Специалист «по писку» сделал величественный жест, достойный соискателя Нобелевской премии, и с мудрым достоинством изрек:
— Там… волны. Волны — там.
— Ах, волны? Волны — это вы все умеете делать… — говорила Пашка, нисколько не смущаясь.
Вовочка обижается, хмурится, но через две минуты снова влюбленными глазами взирает на произведение искусства, посетившее его конуру, и мысленно умоляет это чудо подольше не уходить.
Но молчание длилось недолго. Пашка вдруг ни с того ни с сего спросила у радиста:
— Тебе не кажется, Володя, что Баранчук какой-то странный? Не замечал?
В данный текущий момент тема Баранчука не очень-то интересовала радиста. Он пожал узкими плечами и поморщился.
— Вроде бы нормальный. С чего ему быть странным? Водитель и водитель, как все люди.
— Ты не прав, он какой-то необычный, — настаивала Пашка. — Вот все вы одинаковые — работа, столовка, сон. А он не такой, как вы… Совсем не такой.
— Может, он не спит вовсе? — предположил радист. — Я слышал, есть такие люди.
На шутку Пашка не отреагировала и продолжала уже в своем ключе:
— Да и разговоры у вас одни и те же: рейсы, полярки, Большая земля…

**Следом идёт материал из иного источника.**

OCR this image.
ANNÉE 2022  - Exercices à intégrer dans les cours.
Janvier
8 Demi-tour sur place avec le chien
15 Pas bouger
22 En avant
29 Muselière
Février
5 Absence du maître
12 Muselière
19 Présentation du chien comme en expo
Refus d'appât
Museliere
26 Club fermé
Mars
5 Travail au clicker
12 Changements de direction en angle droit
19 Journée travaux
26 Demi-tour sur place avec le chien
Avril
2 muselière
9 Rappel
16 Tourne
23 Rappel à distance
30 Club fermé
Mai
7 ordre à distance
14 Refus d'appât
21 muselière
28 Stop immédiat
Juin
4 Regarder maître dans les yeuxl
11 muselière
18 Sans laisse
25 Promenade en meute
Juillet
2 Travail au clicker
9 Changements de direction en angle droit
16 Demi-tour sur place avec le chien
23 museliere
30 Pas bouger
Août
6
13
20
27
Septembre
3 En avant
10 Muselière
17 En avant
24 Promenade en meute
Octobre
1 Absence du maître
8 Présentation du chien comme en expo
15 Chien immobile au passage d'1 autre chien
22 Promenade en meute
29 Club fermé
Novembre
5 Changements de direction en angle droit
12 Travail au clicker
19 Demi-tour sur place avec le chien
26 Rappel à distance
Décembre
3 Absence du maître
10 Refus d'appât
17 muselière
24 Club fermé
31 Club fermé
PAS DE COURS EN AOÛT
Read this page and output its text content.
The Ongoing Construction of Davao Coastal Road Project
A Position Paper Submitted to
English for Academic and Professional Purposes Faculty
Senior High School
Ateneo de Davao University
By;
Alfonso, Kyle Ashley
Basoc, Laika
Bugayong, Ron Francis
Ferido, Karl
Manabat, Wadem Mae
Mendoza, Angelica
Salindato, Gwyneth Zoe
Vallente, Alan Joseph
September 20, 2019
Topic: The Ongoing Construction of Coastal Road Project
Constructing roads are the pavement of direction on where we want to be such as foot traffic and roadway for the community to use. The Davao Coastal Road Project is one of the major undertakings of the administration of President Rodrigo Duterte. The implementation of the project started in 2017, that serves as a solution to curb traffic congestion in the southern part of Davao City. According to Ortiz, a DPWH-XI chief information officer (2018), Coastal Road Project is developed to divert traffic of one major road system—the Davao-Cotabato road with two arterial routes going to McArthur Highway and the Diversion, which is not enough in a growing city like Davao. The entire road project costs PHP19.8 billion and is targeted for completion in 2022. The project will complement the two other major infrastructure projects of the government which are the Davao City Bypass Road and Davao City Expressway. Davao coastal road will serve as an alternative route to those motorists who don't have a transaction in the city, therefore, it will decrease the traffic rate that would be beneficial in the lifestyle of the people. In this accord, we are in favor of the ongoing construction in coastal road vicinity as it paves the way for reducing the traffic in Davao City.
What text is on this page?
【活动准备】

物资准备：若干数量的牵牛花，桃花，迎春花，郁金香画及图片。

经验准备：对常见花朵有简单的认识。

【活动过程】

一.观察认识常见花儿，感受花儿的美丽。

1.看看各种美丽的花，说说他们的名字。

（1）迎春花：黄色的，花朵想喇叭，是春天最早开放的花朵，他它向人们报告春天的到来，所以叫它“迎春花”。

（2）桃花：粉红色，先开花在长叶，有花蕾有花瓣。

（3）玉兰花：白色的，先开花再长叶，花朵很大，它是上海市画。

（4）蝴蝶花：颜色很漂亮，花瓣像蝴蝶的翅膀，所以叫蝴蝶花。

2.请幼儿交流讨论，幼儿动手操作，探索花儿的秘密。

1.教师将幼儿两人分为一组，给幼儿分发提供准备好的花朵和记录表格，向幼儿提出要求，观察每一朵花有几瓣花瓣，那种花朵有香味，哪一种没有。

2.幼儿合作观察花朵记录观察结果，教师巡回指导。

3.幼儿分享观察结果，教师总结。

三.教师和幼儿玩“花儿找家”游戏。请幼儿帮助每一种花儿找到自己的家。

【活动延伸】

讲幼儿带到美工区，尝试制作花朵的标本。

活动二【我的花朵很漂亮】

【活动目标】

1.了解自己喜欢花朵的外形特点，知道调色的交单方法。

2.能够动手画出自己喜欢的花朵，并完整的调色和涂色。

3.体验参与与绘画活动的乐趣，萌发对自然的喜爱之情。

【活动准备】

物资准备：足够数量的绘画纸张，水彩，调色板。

Ну уж нет, такое оскорбление кого хочешь выведет из себя. Владимир Иванович взвился и повысил голос, такой ласковый прежде.
— Ну слушай, если хочешь знать, — заявил он звенящим дискантом, — твой Баранчук больше всех об этом и говорит. Он и рейсы-то свои сам считает, чтоб без ошибки было… в день зарплаты. Поняла?
Амазонка не повела и бровью. Отмахнулась она от такой напраслины.
— А что же здесь зазорного? — заявила она, — Ну и что же? Социализм — это учет…
— Чего?! — изумился радист. — Чего-чего?!
— И вообще, — продолжала Паша, — зачем ты стараешься принизить своего товарища? Ведь ты с ним дружишь? Верно?
Тут радист задохнулся от возмущения, порожденного неприкрытым женским коварством. Он стал хватать воздух широко открытым ртом.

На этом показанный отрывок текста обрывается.